Our Friends the Haqqanis The new interior minister of Afghanistan is a wanted terrorist.

https://www.wsj.com/articles/our-friends-the-haqqanis-afghanistan-taliban-11631053019?mod=opinion_lead_pos2

The Biden Administration and other democracies have been beseeching the triumphant Taliban not to behave like they did when they last ran Afghanistan before 9/11 and harbored al Qaeda and Osama bin Laden. On Tuesday the Taliban gave their first response, naming a new government that includes Sirajuddin Haqqani as interior minister.

This is, literally, putting a jihadist terrorist in charge of internal security. Mr. Haqqani is on the FBI’s most wanted list, and the U.S. is offering up to $10 million for information leading to his arrest.

The FBI says it wants to question him in connection with a January 2008 attack on a hotel in Kabul that killed six people, including one American. The Haqqani Network he runs is also accused of plotting a 2011 suicide truck bomb in Wardak province that killed 77 American soldiers, as well as a 19-hour siege of the U.S. Embassy in Kabul the same year.
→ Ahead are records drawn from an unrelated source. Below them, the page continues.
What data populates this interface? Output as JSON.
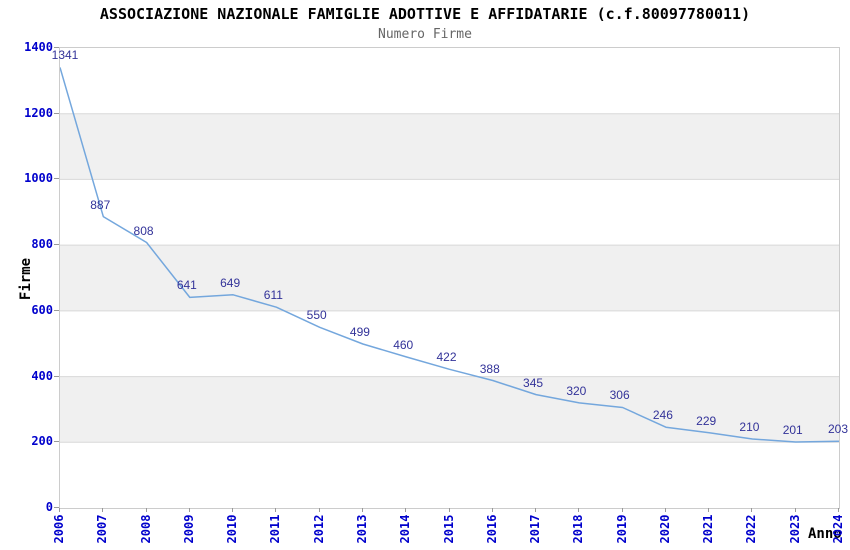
{
  "chart_data": {
    "type": "line",
    "title": "ASSOCIAZIONE NAZIONALE FAMIGLIE ADOTTIVE E AFFIDATARIE (c.f.80097780011)",
    "subtitle": "Numero Firme",
    "xlabel": "Anno",
    "ylabel": "Firme",
    "categories": [
      "2006",
      "2007",
      "2008",
      "2009",
      "2010",
      "2011",
      "2012",
      "2013",
      "2014",
      "2015",
      "2016",
      "2017",
      "2018",
      "2019",
      "2020",
      "2021",
      "2022",
      "2023",
      "2024"
    ],
    "values": [
      1341,
      887,
      808,
      641,
      649,
      611,
      550,
      499,
      460,
      422,
      388,
      345,
      320,
      306,
      246,
      229,
      210,
      201,
      203
    ],
    "ylim": [
      0,
      1400
    ],
    "y_ticks": [
      0,
      200,
      400,
      600,
      800,
      1000,
      1200,
      1400
    ],
    "grid": true,
    "band_ranges": [
      [
        1000,
        1200
      ],
      [
        600,
        800
      ],
      [
        200,
        400
      ]
    ],
    "legend": "none",
    "data_labels_visible": true,
    "colors": {
      "line": "#74a7dd",
      "band": "#f0f0f0",
      "grid": "#d8d8d8",
      "plot_border": "#cccccc",
      "axis_tick_text": "#0000cc",
      "point_label_text": "#333399",
      "title_text": "#000000",
      "subtitle_text": "#666666",
      "tick_mark": "#999999"
    }
  }
}
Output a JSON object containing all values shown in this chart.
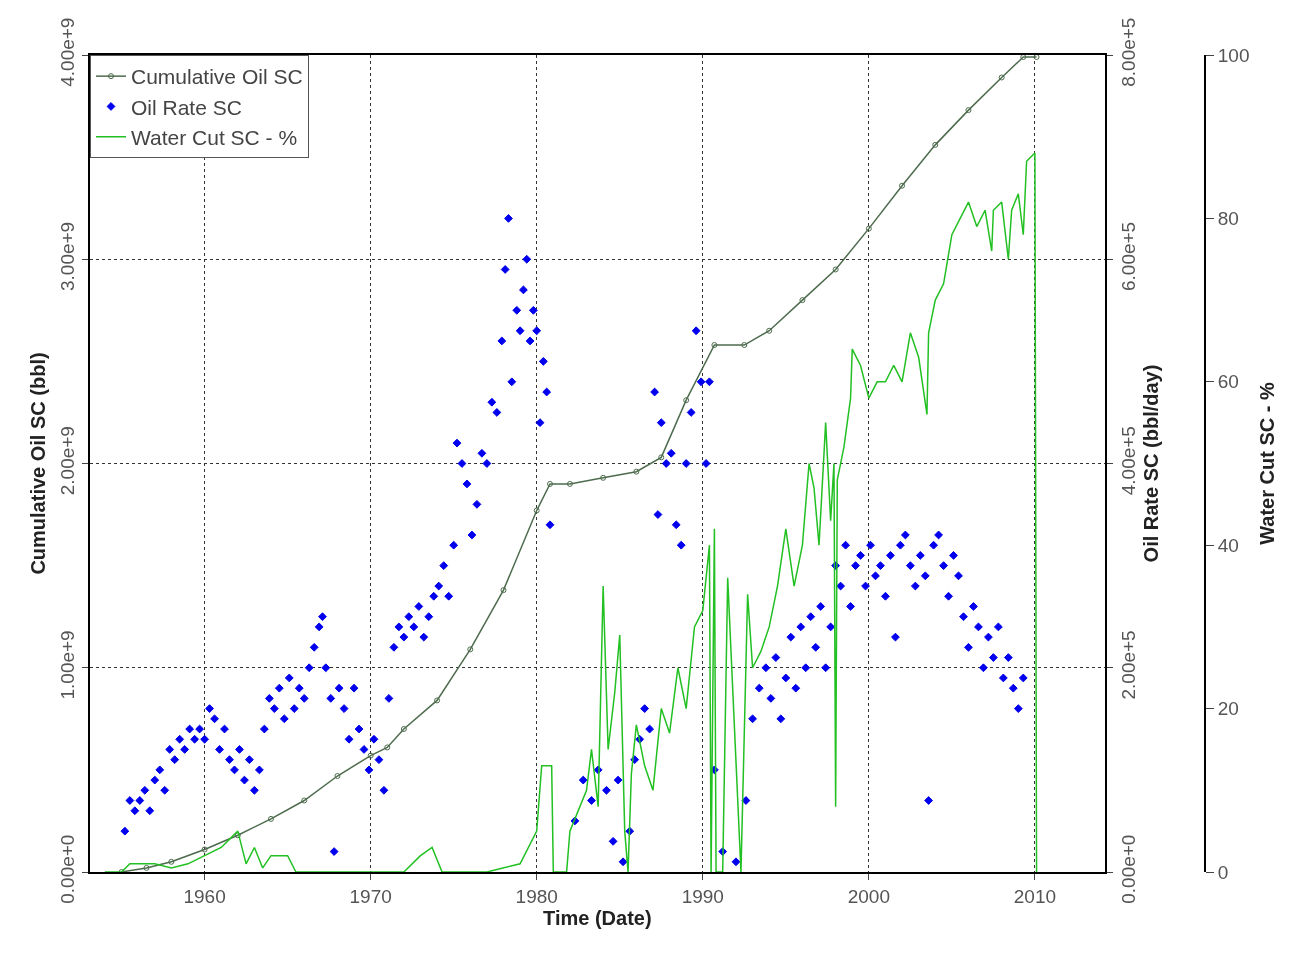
{
  "chart_data": {
    "type": "scatter",
    "xlabel": "Time (Date)",
    "ylabel": "Cumulative Oil SC (bbl)",
    "y2label": "Oil Rate SC (bbl/day)",
    "y3label": "Water Cut SC - %",
    "xlim": [
      1953.1,
      2014.2
    ],
    "xticks": [
      1960,
      1970,
      1980,
      1990,
      2000,
      2010
    ],
    "ylim": [
      0,
      4000000000
    ],
    "yticks": [
      {
        "value": 0,
        "label": "0.00e+0"
      },
      {
        "value": 1000000000,
        "label": "1.00e+9"
      },
      {
        "value": 2000000000,
        "label": "2.00e+9"
      },
      {
        "value": 3000000000,
        "label": "3.00e+9"
      },
      {
        "value": 4000000000,
        "label": "4.00e+9"
      }
    ],
    "y2lim": [
      0,
      800000
    ],
    "y2ticks": [
      {
        "value": 0,
        "label": "0.00e+0"
      },
      {
        "value": 200000,
        "label": "2.00e+5"
      },
      {
        "value": 400000,
        "label": "4.00e+5"
      },
      {
        "value": 600000,
        "label": "6.00e+5"
      },
      {
        "value": 800000,
        "label": "8.00e+5"
      }
    ],
    "y3lim": [
      0,
      100
    ],
    "y3ticks": [
      0,
      20,
      40,
      60,
      80,
      100
    ],
    "grid": true,
    "legend": "top left",
    "series": [
      {
        "name": "Cumulative Oil SC",
        "type": "line",
        "marker": "circle",
        "axis": "y",
        "color": "#4d6b4d",
        "x": [
          1955,
          1956.5,
          1958,
          1960,
          1962,
          1964,
          1966,
          1968,
          1970,
          1971,
          1972,
          1974,
          1976,
          1978,
          1980,
          1980.8,
          1982,
          1984,
          1986,
          1987.5,
          1989,
          1990.7,
          1992.5,
          1994,
          1996,
          1998,
          2000,
          2002,
          2004,
          2006,
          2008,
          2009.3,
          2010.1
        ],
        "values": [
          0,
          20000000,
          50000000,
          110000000,
          180000000,
          260000000,
          350000000,
          470000000,
          570000000,
          610000000,
          700000000,
          840000000,
          1090000000,
          1380000000,
          1770000000,
          1900000000,
          1900000000,
          1930000000,
          1960000000,
          2030000000,
          2310000000,
          2580000000,
          2580000000,
          2650000000,
          2800000000,
          2950000000,
          3150000000,
          3360000000,
          3560000000,
          3730000000,
          3890000000,
          3990000000,
          3990000000
        ]
      },
      {
        "name": "Oil Rate SC",
        "type": "scatter",
        "marker": "diamond",
        "axis": "y2",
        "color": "#0000ee",
        "x": [
          1955.2,
          1955.5,
          1955.8,
          1956.1,
          1956.4,
          1956.7,
          1957,
          1957.3,
          1957.6,
          1957.9,
          1958.2,
          1958.5,
          1958.8,
          1959.1,
          1959.4,
          1959.7,
          1960,
          1960.3,
          1960.6,
          1960.9,
          1961.2,
          1961.5,
          1961.8,
          1962.1,
          1962.4,
          1962.7,
          1963,
          1963.3,
          1963.6,
          1963.9,
          1964.2,
          1964.5,
          1964.8,
          1965.1,
          1965.4,
          1965.7,
          1966,
          1966.3,
          1966.6,
          1966.9,
          1967.1,
          1967.3,
          1967.6,
          1967.8,
          1968.1,
          1968.4,
          1968.7,
          1969,
          1969.3,
          1969.6,
          1969.9,
          1970.2,
          1970.5,
          1970.8,
          1971.1,
          1971.4,
          1971.7,
          1972,
          1972.3,
          1972.6,
          1972.9,
          1973.2,
          1973.5,
          1973.8,
          1974.1,
          1974.4,
          1974.7,
          1975,
          1975.2,
          1975.5,
          1975.8,
          1976.1,
          1976.4,
          1976.7,
          1977,
          1977.3,
          1977.6,
          1977.9,
          1978.1,
          1978.3,
          1978.5,
          1978.8,
          1979,
          1979.2,
          1979.4,
          1979.6,
          1979.8,
          1980,
          1980.2,
          1980.4,
          1980.6,
          1980.8,
          1982.3,
          1982.8,
          1983.3,
          1983.7,
          1984.2,
          1984.6,
          1984.9,
          1985.2,
          1985.6,
          1985.9,
          1986.2,
          1986.5,
          1986.8,
          1987.1,
          1987.3,
          1987.5,
          1987.8,
          1988.1,
          1988.4,
          1988.7,
          1989,
          1989.3,
          1989.6,
          1989.9,
          1990.2,
          1990.4,
          1990.7,
          1991.2,
          1992,
          1992.6,
          1993,
          1993.4,
          1993.8,
          1994.1,
          1994.4,
          1994.7,
          1995,
          1995.3,
          1995.6,
          1995.9,
          1996.2,
          1996.5,
          1996.8,
          1997.1,
          1997.4,
          1997.7,
          1998,
          1998.3,
          1998.6,
          1998.9,
          1999.2,
          1999.5,
          1999.8,
          2000.1,
          2000.4,
          2000.7,
          2001,
          2001.3,
          2001.6,
          2001.9,
          2002.2,
          2002.5,
          2002.8,
          2003.1,
          2003.4,
          2003.6,
          2003.9,
          2004.2,
          2004.5,
          2004.8,
          2005.1,
          2005.4,
          2005.7,
          2006,
          2006.3,
          2006.6,
          2006.9,
          2007.2,
          2007.5,
          2007.8,
          2008.1,
          2008.4,
          2008.7,
          2009,
          2009.3
        ],
        "values": [
          40000,
          70000,
          60000,
          70000,
          80000,
          60000,
          90000,
          100000,
          80000,
          120000,
          110000,
          130000,
          120000,
          140000,
          130000,
          140000,
          130000,
          160000,
          150000,
          120000,
          140000,
          110000,
          100000,
          120000,
          90000,
          110000,
          80000,
          100000,
          140000,
          170000,
          160000,
          180000,
          150000,
          190000,
          160000,
          180000,
          170000,
          200000,
          220000,
          240000,
          250000,
          200000,
          170000,
          20000,
          180000,
          160000,
          130000,
          180000,
          140000,
          120000,
          100000,
          130000,
          110000,
          80000,
          170000,
          220000,
          240000,
          230000,
          250000,
          240000,
          260000,
          230000,
          250000,
          270000,
          280000,
          300000,
          270000,
          320000,
          420000,
          400000,
          380000,
          330000,
          360000,
          410000,
          400000,
          460000,
          450000,
          520000,
          590000,
          640000,
          480000,
          550000,
          530000,
          570000,
          600000,
          520000,
          550000,
          530000,
          440000,
          500000,
          470000,
          340000,
          50000,
          90000,
          70000,
          100000,
          80000,
          30000,
          90000,
          10000,
          40000,
          110000,
          130000,
          160000,
          140000,
          470000,
          350000,
          440000,
          400000,
          410000,
          340000,
          320000,
          400000,
          450000,
          530000,
          480000,
          400000,
          480000,
          100000,
          20000,
          10000,
          70000,
          150000,
          180000,
          200000,
          170000,
          210000,
          150000,
          190000,
          230000,
          180000,
          240000,
          200000,
          250000,
          220000,
          260000,
          200000,
          240000,
          300000,
          280000,
          320000,
          260000,
          300000,
          310000,
          280000,
          320000,
          290000,
          300000,
          270000,
          310000,
          230000,
          320000,
          330000,
          300000,
          280000,
          310000,
          290000,
          70000,
          320000,
          330000,
          300000,
          270000,
          310000,
          290000,
          250000,
          220000,
          260000,
          240000,
          200000,
          230000,
          210000,
          240000,
          190000,
          210000,
          180000,
          160000,
          190000
        ]
      },
      {
        "name": "Water Cut SC - %",
        "type": "line",
        "line_style": "solid",
        "axis": "y3",
        "color": "#22c022",
        "x": [
          1954,
          1955,
          1955.5,
          1957,
          1958,
          1959,
          1960,
          1961,
          1962,
          1962.5,
          1963,
          1963.5,
          1964,
          1965,
          1965.5,
          1972,
          1973,
          1973.7,
          1974.3,
          1977,
          1979,
          1980,
          1980.3,
          1980.9,
          1981,
          1981.8,
          1982,
          1983,
          1983.3,
          1983.7,
          1984,
          1984.3,
          1984.7,
          1985,
          1985.3,
          1985.5,
          1985.7,
          1986,
          1986.5,
          1987,
          1987.5,
          1988,
          1988.5,
          1989,
          1989.5,
          1990,
          1990.4,
          1990.5,
          1990.7,
          1990.8,
          1991.2,
          1991.5,
          1992.3,
          1992.7,
          1993,
          1993.5,
          1994,
          1994.5,
          1995,
          1995.5,
          1996,
          1996.4,
          1996.7,
          1997,
          1997.4,
          1997.7,
          1997.9,
          1998,
          1998.1,
          1998.5,
          1998.9,
          1999,
          1999.5,
          2000,
          2000.5,
          2001,
          2001.5,
          2002,
          2002.5,
          2003,
          2003.5,
          2003.6,
          2004,
          2004.5,
          2005,
          2005.5,
          2006,
          2006.5,
          2007,
          2007.4,
          2007.5,
          2008,
          2008.4,
          2008.6,
          2009,
          2009.3,
          2009.5,
          2010,
          2010.1
        ],
        "values": [
          0,
          0,
          1,
          1,
          0.5,
          1,
          2,
          3,
          5,
          1,
          3,
          0.5,
          2,
          2,
          0,
          0,
          2,
          3,
          0,
          0,
          1,
          5,
          13,
          13,
          0,
          0,
          5,
          10,
          15,
          8,
          35,
          15,
          22,
          29,
          5,
          0,
          12,
          18,
          13,
          10,
          20,
          17,
          25,
          20,
          30,
          32,
          40,
          0,
          42,
          0,
          0,
          36,
          0,
          34,
          25,
          27,
          30,
          35,
          42,
          35,
          40,
          50,
          47,
          40,
          55,
          43,
          50,
          8,
          48,
          52,
          58,
          64,
          62,
          58,
          60,
          60,
          62,
          60,
          66,
          63,
          56,
          66,
          70,
          72,
          78,
          80,
          82,
          79,
          81,
          76,
          81,
          82,
          75,
          81,
          83,
          78,
          87,
          88,
          0
        ]
      }
    ]
  }
}
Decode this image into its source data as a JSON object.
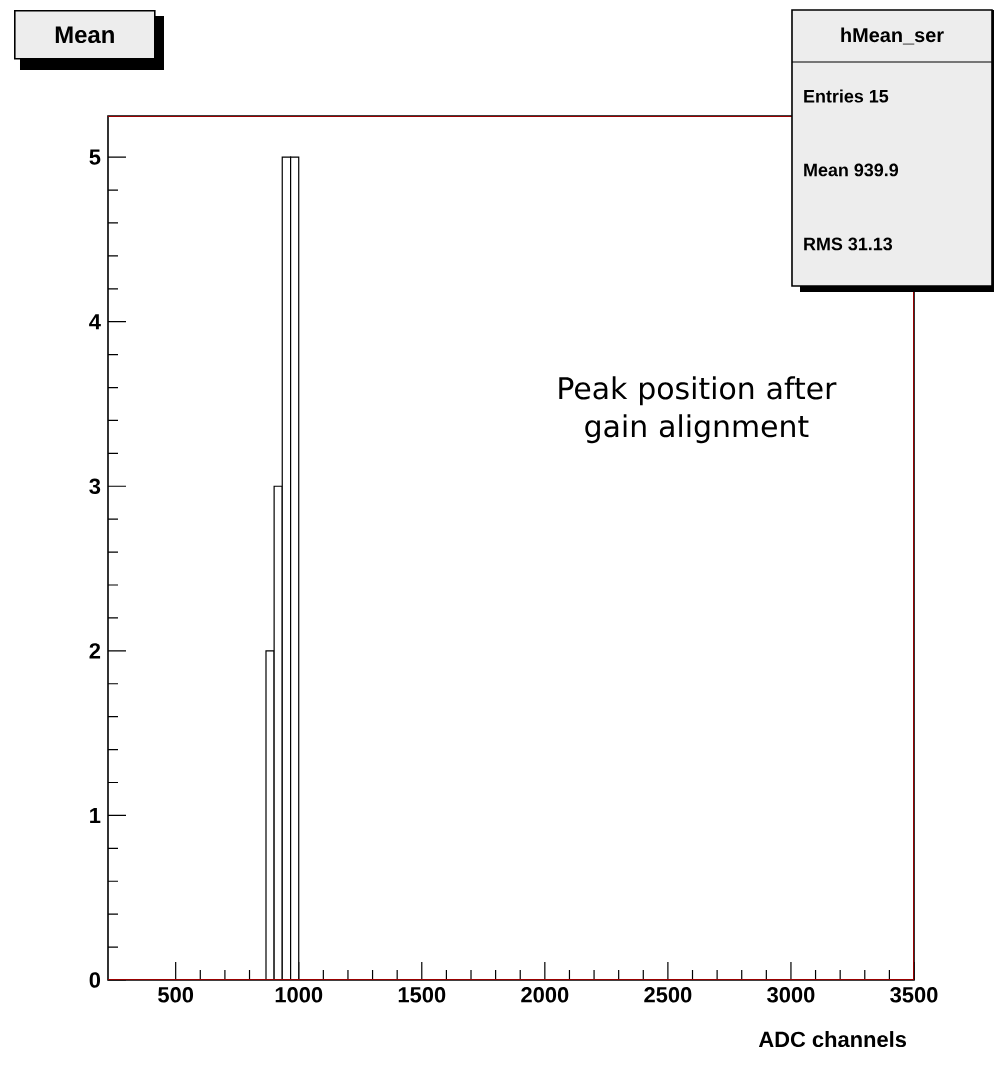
{
  "chart_data": {
    "type": "histogram",
    "title": "Mean",
    "xlabel": "ADC channels",
    "bins": [
      867,
      900,
      933,
      967,
      1000
    ],
    "values": [
      2,
      3,
      5,
      5
    ],
    "color": "#000000",
    "xlim": [
      225,
      3500
    ],
    "xticks": [
      500,
      1000,
      1500,
      2000,
      2500,
      3000,
      3500
    ],
    "ylim": [
      0,
      5.25
    ],
    "yticks": [
      0,
      1,
      2,
      3,
      4,
      5
    ],
    "annotations": [
      "hMean_ser",
      "Entries 15",
      "Mean 939.9",
      "RMS 31.13",
      "Peak position after gain alignment"
    ]
  }
}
The Haqqani Network was founded by his father, who had a close relationship with bin Laden. In 2012 the Obama Administration officially designated the Haqqani Network as a terrorist organization. The ties between the Haqqani Network and al Qaeda are long and extensive, as Seth Jones describes nearby.

“The Haqqanis are considered the most lethal and sophisticated insurgent group targeting US, Coalition, and Afghan forces in Afghanistan,” says a description by the U.S. counterterrorism center. “They typically conduct coordinated small-arms assaults coupled with rocket attacks, IEDs, suicide attacks, and attacks using bomb-laden vehicles.”

Mr. Haqqani will fit comfortably in the new Afghan government led by Taliban supreme leader Haibatullah Akhundzada. He’s an Islamic fundamentalist who wants to govern the country under strict Shariah law. The new prime minister is Mullah Hassan Akhund, who was foreign minister in the pre-9/11 Islamic Emirate in Kabul. Critics who said the Taliban were never serious about negotiating a power-sharing agreement were right.

These are the men that Secretary of State Antony Blinken and President Joe Biden are counting on to allow the departure of the Americans and Afghan allies who are still trapped in Afghanistan. They are also supposed to prevent jihadists from again using the country as a sanctuary.

In the aftermath of 9/11, George W. Bush declared that the U.S. would no longer distinguish between terrorists and the governments that harbor them. Now, after Mr. Biden’s calamitous withdrawal, the U.S. is in the incredible position of hoping to make a government run by terrorists our partners.